Speaking to reporters on Friday, Justice Minister Don Morgan said the decision to start work on the legislation now came as a result of other jurisdictions like Alberta doing so. “We would not want to be the only jurisdiction that had chosen not to do this, then people would tend to gravitate to our province,” Morgan said.
He acknowledged it’s been a year since the release of the final report of the inquiry into Missing and Murdered Indigenous Women and Girls, which called for an approach to protecting victims of trafficking that addresses the power imbalances and stigma at play. Human trafficking disproportionately affects young Indigenous women in Canada. According to RCMP data, 50 percent of identified victims in 2016 belonged to that group, despite making up four per cent of Canada’s population.
Nearly 75 per cent were under the age of 25 — and a quarter of them were under 18. The report found that the majority of victims were sexually exploited at an early age, and failures of the child welfare system made them especially vulnerable to trafficking.
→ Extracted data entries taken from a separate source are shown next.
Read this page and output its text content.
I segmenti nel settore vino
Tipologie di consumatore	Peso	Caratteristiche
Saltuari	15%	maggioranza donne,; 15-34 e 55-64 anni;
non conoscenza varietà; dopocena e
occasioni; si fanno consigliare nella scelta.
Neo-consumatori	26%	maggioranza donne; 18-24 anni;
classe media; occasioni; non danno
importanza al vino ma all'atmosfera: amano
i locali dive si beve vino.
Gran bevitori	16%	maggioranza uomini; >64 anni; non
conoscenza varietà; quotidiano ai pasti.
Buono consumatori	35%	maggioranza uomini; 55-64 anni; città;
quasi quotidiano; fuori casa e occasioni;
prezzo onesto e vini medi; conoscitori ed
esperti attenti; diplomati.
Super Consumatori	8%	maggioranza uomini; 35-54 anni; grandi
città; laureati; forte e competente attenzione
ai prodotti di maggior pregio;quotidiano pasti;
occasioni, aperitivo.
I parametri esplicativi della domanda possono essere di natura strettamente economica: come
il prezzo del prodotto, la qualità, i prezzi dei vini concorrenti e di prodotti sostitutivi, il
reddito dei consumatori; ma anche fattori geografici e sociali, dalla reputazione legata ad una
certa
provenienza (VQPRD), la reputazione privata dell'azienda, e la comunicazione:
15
EGADZ executive director Don Meikle said addressing the issue of human trafficking starts with breaking that cycle, providing social supports to young people before they are caught up in systems of exploitation.
He has some doubts about whether victims would want to engage with the legal system, noting that preventative measures and mental health and trauma supports are much-needed investments. “I don’t know if people understand the complexities of sexual exploitation and human trafficking. I don’t honestly believe all the laws in the world are going to fix this,” Meikle said. “I think protection of victims is a step in the right direction, but it has to come right from the ground level.”
When asked if the province is also considering additional preventative supports on top of the legislation, Morgan said he is in talks with federal Minister of Indigenous and Northern Affairs Carolyn Bennett about possible next steps and further measures. Saskatoon police Staff Sgt. Grant Obst told the Canadian Press last year that it’s rare for police to lay human trafficking charges because victims are often afraid to come forward. Meikle said young victims often don’t even realize they’ve been exploited, and once they do, the focus is more on healing than pursuing legal action.
“A lot of these young people when they’re being exploited they don’t even know it, they don’t even know that they’re being victimized,” Meikle said. “And it takes a long time after the charges are done and it goes to court. They quite often blame themselves.” Morgan said as far as the ministry is aware, the average number of human trafficking cases in Saskatchewan is less than one per year.
A smartphone app EGADZ staff use to anonymously engage with youth at risk of sexual exploitation receives about 1,700 hits a month, Meikle said.
Morgan said the government will work with Indigenous and community-based stakeholders as well as those in law and policing to develop the bill. Meikle said EGADZ is receptive to being part of those conversations.